JAKARTA, JOGLOSEMARNEWS.COM – Para petani tebu di Indonesia mengancam bakal melakukan aksi unjuk rasa jika pemerintah memaksakan pemberlakuan pajak Sembako.
Pasalnya, petani tebu merupakan salah satu yang terkena dampak dari pengenaan pajak Sembako tersebut.
Hal itu diungkapkan oleh Sekjen Dewan Pimpinan Nasional (DPN) Asosiasi Petani Tebu Rakyat Indonesia (APTRI), M. Nur Khabsyin.
DPN APTRI, jelas Khabsyin, tegas-tegas menolak rencana pemerintah mengenakan pajak pertambahan nilai (PPN) pada bahan pokok (sembako) yang tertuang dalam revisi Undang-Undang Nomor 6 Tahun 1983 tentang Ketentuan Umum dan Tata Cara Perpajakan (KUP).

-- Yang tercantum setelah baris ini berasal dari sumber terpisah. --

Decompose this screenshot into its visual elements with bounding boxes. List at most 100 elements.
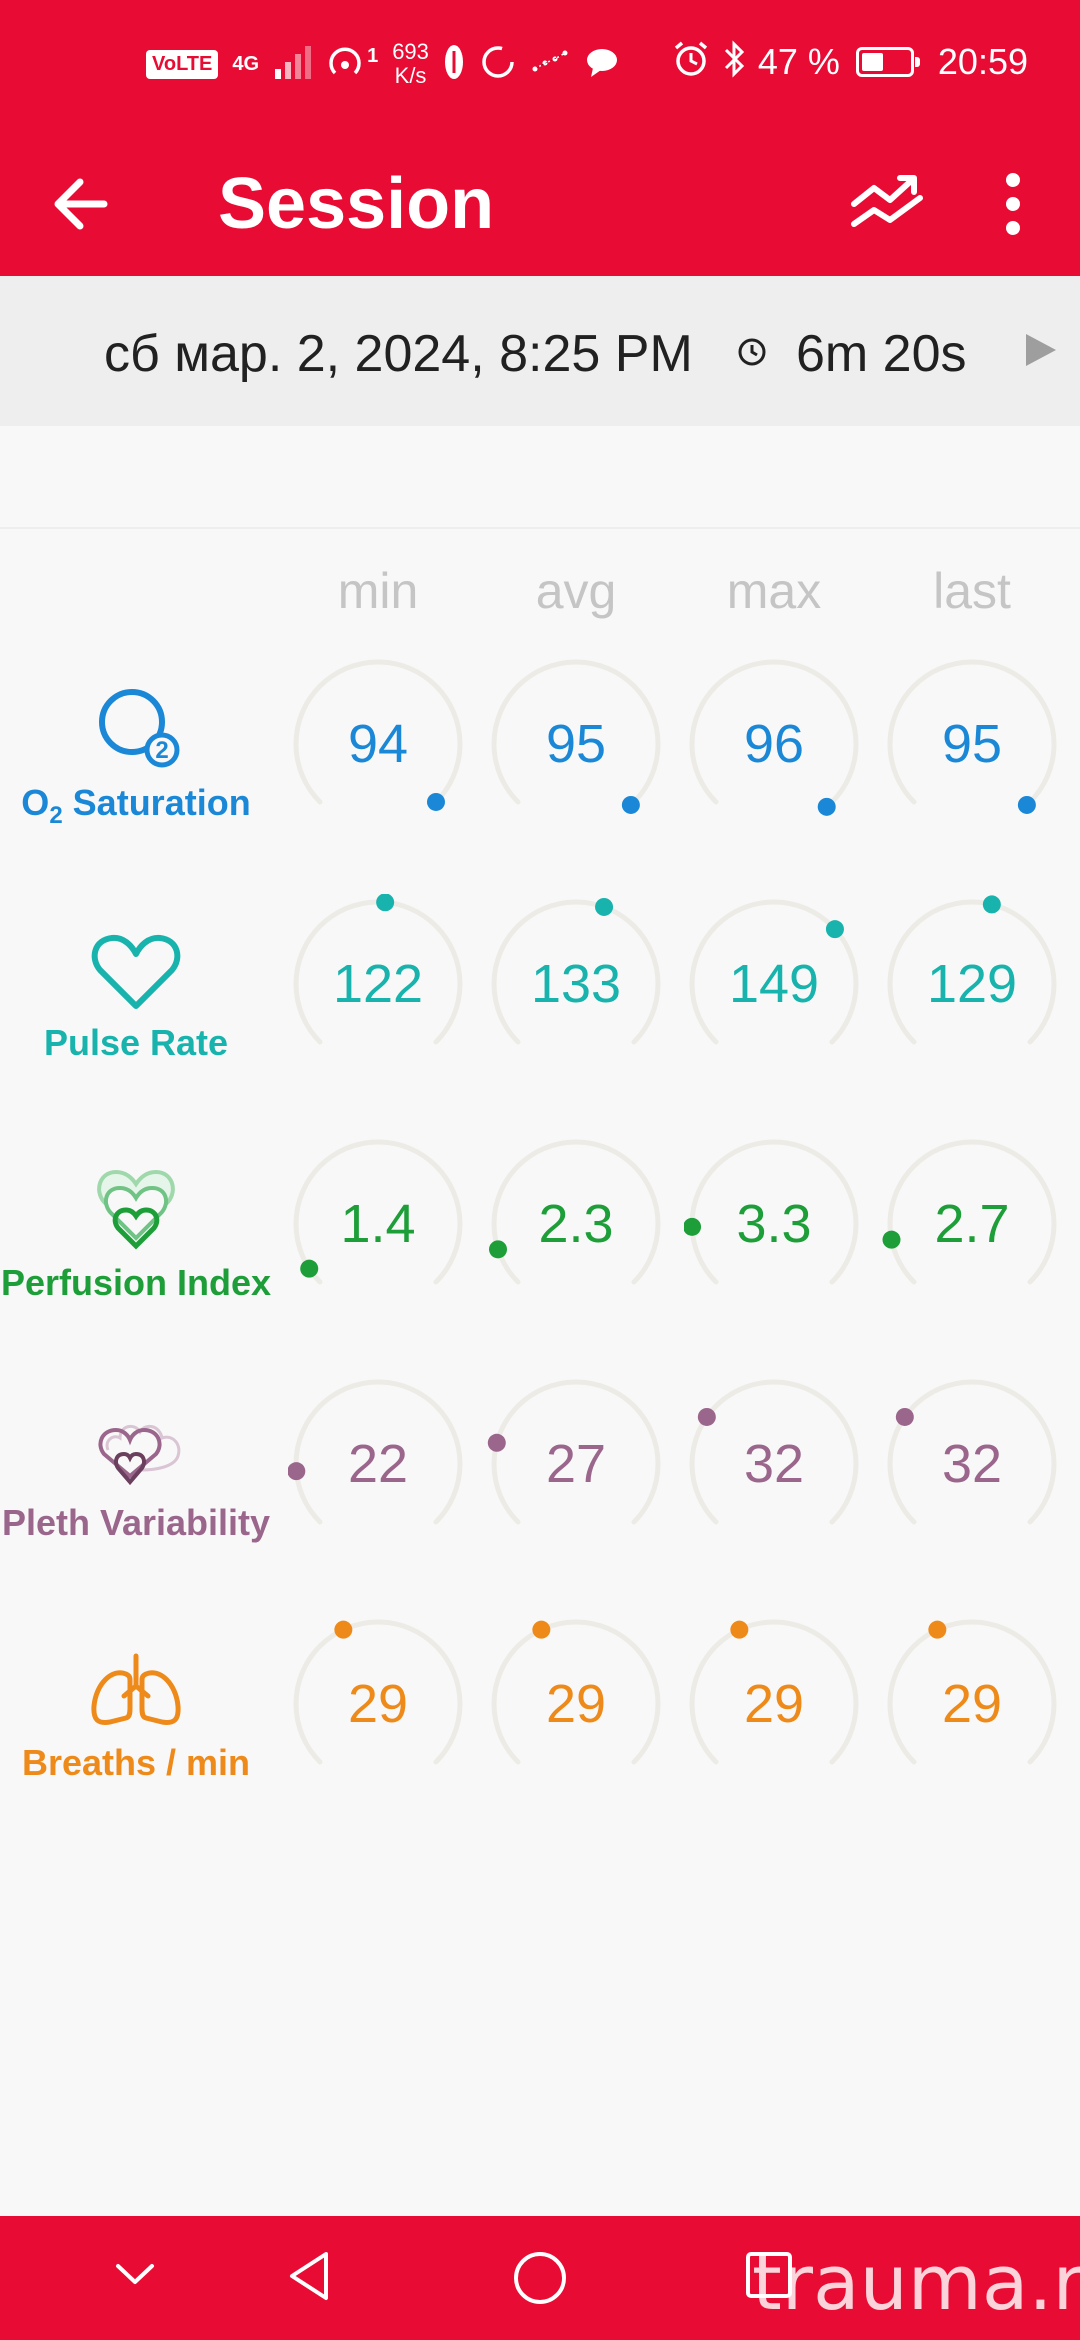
- clock-icon: [738, 338, 766, 366]
- gauge-o2-max: 96: [684, 654, 864, 834]
- gauge-arc: [689, 659, 859, 816]
- gauge-arc: [887, 659, 1057, 814]
- sync-icon: [479, 43, 517, 86]
- play-icon[interactable]: [1020, 330, 1060, 370]
- gauge-dot: [489, 1240, 508, 1259]
- gauge-track: [491, 1619, 661, 1765]
- more-vert-icon: [1006, 173, 1020, 235]
- chevron-down-icon[interactable]: [112, 2260, 158, 2290]
- gauge-value: 32: [941, 1434, 1003, 1494]
- more-options-button[interactable]: [990, 162, 1036, 246]
- metric-row-o2-saturation: 2 O2 Saturation 94 95 96 95: [0, 640, 1080, 860]
- gauge-pulse-avg: 133: [486, 894, 666, 1074]
- column-header-last: last: [933, 563, 1011, 619]
- gauge-value: 29: [941, 1674, 1003, 1734]
- gauge-track: [491, 659, 661, 805]
- metric-label-pleth-variability: Pleth Variability: [1, 1502, 271, 1543]
- gauge-dot: [426, 792, 445, 811]
- gauge-arc: [887, 895, 1057, 1045]
- gauge-track: [689, 899, 859, 1045]
- gauge-value: 1.4: [340, 1194, 416, 1254]
- pleth-hearts-icon: [98, 1424, 181, 1486]
- gauge-track: [293, 1139, 463, 1285]
- gauge-value: 95: [941, 714, 1003, 774]
- gauge-track: [293, 1619, 463, 1765]
- metric-row-pulse-rate: Pulse Rate 122 133 149 129: [0, 880, 1080, 1100]
- session-info-bar: сб мар. 2, 2024, 8:25 PM 6m 20s: [0, 276, 1080, 426]
- gauge-arc: [491, 1619, 661, 1765]
- gauge-arc: [293, 894, 463, 1045]
- gauge-arc: [293, 1139, 463, 1285]
- gauge-dot: [825, 920, 844, 939]
- gauge-arc: [489, 1139, 661, 1285]
- gauge-pleth-avg: 27: [486, 1374, 666, 1554]
- gauge-value: 96: [743, 714, 805, 774]
- gauge-dot: [697, 1407, 716, 1426]
- trend-chart-button[interactable]: [846, 166, 930, 242]
- gauge-perfusion-min: 1.4: [288, 1134, 468, 1314]
- gauge-value: 27: [545, 1434, 607, 1494]
- gauge-perfusion-max: 3.3: [684, 1134, 864, 1314]
- back-button[interactable]: [46, 168, 118, 240]
- gauge-value: 122: [332, 954, 424, 1014]
- column-header-max: max: [726, 563, 822, 619]
- gauge-pleth-max: 32: [684, 1374, 864, 1554]
- session-duration: 6m 20s: [796, 325, 967, 383]
- lungs-icon: [91, 1653, 181, 1725]
- gauge-dot: [895, 1407, 914, 1426]
- gauge-breaths-avg: 29: [486, 1614, 666, 1794]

Dia meminta kebijakan itu dikaji ulang karena akan memberatkan kehidupan petani.
“Saya kira perlu dikaji ulang. Apalagi saat ini masa pandemi dan situasi perekonomian sedang sulit. Ini akan berimbas ke seluruh Indonesia dan membuat gaduh masyarakat, terutama masyarakat petani,” kata Khabsyin, dalam keterangannya, Jumat (11/6/2021).
Dalam draf beleid tersebut, komoditas gula konsumsi menjadi salah satu barang kebutuhan pokok atau sembako yang dihapus dalam kelompok jenis barang yang tidak dikenai PPN.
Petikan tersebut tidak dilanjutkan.